From a recent low of 18 exploration licenses active in 1994, 28 exploration licenses are now active. In 1997, the government awarded 10 new licenses, and eight were relinquished.

Drilling

Lack of onshore seismic, because of the country's difficult terrain, has caused much exploration to date to rely on surface geology.

"Drilling has, therefore, tended to be rather hit-and-miss," said Wood Mackenzie, "with very few valid tests being achieved with wildcat wells. For example, four wells were drilled on the Mananda anticline before Southeast Mananda-1x finally encountered a significant oil-bearing formation."

During 1987-90, wildcat drilling rose steadily to a peak of 13 wells in 1990.

Since 1993, said the analyst, drilling has switched mainly to appraisal, particularly of the Gobe and Moran finds.

The 250 million boe Iagifu-Hedinia discovery in 1986 and the later 50 million boe Agogo find were brought into production in 1992 as Kutubu field. Kutubu's initial production was 80,000 b/d, and peak output was 147,000 b/d in March 1993. However, said Wood Mackenzie, Kutubu is fairly mature and in decline.

Moran oil field was discovered in 1996 and has estimated oil and condensate reserves of 150 million bbl, while three reservoirs in Gobe field, discovered in 1991-94, have combined reserves of about 100 million bbl of oil and condensate. A gas find, Hides, has estimated condensate reserves of 110 million bbl.

Wood Mackenzie estimates initial liquids in place in PNG, including non-commercial finds, at 894 million bbl. Depletion of Kutubu field leaves remaining liquids reserves at 682 million bbl, of which 40% is condensate in gas fields, that are so far not lined up for development.

Developments

Moran field has not been confirmed for full development, but the field is on extended well test (EWT) through the Agogo production facility and Kutubu export pipeline.

Production under the EWT began Jan. 29 and involves two producers, although more may be added. An 11-km flow line to the Agogo unit has capacity of 60,000 b/d of oil.

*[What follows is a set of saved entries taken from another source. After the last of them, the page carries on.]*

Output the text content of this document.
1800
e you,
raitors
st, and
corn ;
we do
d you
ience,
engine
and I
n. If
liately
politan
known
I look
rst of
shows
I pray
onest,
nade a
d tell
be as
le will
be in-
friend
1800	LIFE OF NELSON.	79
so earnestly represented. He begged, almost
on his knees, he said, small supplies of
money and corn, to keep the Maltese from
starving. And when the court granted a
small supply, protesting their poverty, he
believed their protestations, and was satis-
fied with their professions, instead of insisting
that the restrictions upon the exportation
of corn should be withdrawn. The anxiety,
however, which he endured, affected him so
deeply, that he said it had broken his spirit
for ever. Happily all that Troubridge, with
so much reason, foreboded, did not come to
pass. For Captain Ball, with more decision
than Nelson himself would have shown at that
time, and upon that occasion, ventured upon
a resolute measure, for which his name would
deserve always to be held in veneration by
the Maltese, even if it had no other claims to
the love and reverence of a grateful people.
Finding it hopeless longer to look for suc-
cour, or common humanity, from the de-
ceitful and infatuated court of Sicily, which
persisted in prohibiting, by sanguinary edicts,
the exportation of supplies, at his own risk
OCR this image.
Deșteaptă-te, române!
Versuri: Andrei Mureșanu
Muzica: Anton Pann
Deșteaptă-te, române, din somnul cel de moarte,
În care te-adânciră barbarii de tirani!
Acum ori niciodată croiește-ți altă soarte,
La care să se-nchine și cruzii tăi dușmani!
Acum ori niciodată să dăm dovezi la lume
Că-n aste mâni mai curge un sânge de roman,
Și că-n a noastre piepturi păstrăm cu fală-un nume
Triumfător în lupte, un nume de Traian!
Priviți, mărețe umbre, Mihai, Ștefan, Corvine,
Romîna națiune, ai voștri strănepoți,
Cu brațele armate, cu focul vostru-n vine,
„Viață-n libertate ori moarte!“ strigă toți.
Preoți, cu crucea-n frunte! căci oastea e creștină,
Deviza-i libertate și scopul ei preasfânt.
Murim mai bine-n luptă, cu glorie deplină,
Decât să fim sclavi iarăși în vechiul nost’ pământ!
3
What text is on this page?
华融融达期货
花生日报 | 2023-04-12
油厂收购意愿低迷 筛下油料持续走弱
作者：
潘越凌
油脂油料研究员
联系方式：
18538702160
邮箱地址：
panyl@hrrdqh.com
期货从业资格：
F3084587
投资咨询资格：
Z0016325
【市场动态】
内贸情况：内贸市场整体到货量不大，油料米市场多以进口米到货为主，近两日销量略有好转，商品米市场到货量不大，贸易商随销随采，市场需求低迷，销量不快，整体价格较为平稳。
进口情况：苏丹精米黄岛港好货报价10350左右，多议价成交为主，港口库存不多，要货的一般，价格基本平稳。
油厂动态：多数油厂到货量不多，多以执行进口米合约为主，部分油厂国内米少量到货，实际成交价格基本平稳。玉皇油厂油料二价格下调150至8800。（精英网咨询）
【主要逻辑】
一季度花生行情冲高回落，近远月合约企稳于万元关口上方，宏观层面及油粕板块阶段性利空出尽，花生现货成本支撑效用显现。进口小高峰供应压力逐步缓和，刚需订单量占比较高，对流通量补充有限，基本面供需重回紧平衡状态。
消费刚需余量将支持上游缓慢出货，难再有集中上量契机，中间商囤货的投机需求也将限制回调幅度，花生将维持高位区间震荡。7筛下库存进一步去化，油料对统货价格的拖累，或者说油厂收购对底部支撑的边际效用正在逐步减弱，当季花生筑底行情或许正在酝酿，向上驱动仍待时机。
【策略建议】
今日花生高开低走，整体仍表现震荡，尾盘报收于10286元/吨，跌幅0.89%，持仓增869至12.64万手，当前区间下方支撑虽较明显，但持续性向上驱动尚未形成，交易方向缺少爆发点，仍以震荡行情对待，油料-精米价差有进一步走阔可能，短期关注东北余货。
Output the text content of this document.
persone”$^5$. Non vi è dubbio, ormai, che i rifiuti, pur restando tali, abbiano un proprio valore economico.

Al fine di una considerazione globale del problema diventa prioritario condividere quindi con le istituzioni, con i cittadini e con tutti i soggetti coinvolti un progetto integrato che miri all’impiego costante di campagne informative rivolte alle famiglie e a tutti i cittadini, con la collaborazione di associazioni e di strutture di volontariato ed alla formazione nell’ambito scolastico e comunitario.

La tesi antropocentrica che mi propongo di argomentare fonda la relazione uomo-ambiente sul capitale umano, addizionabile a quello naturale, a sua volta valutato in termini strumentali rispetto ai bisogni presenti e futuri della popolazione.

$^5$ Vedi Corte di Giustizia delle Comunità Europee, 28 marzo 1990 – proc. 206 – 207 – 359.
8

The analyst said full development of Moran is dependent on results of the EWT and further appraisal drilling in the northwestern part of the field, but it noted that Moran Central could be fully on-stream by mid-2000.

A number of gas discoveries have also been made: Hides has estimated reserves of 5 tcf of gas; P'nyang, Juha, Kutubu, and Pandora A have combined estimated reserves of 1-2 tcf of gas; and a number of finds have reserves of less than 500 bcf of gas each.

A liquefied natural gas (LNG) export scheme had been proposed for exploitation of Hides gas field, based on a 3.5 million metric ton/year plant. Marketing studies were completed, as were preliminary negotiations with Asian gas buyers. "However," said Wood Mackenzie, "following the downturn of the Asian economies in late 1997 and the withdrawal of BP (Exploration Operating Co. Ltd.), the former project operator, in mid-1998, the prospects of commercializing PNG LNG have diminished."

Meanwhile, Chevron Corp. is leading a group considering development of a gas export pipeline from Kutubu, across the Torres Strait to Gladstone, Queensland.

The $1.3 billion proposed project also includes an offshore liquefied petroleum gas processing and storage facility in the Gulf of Papua.

Gas demand of 300 MMcfd is required for project feasibility, said Wood Mackenzie.

Project go-ahead, with first gas achievable in mid-2001 or early 2002, would depend on development of a proposed alumina refinery and electric power plant near Gladstone.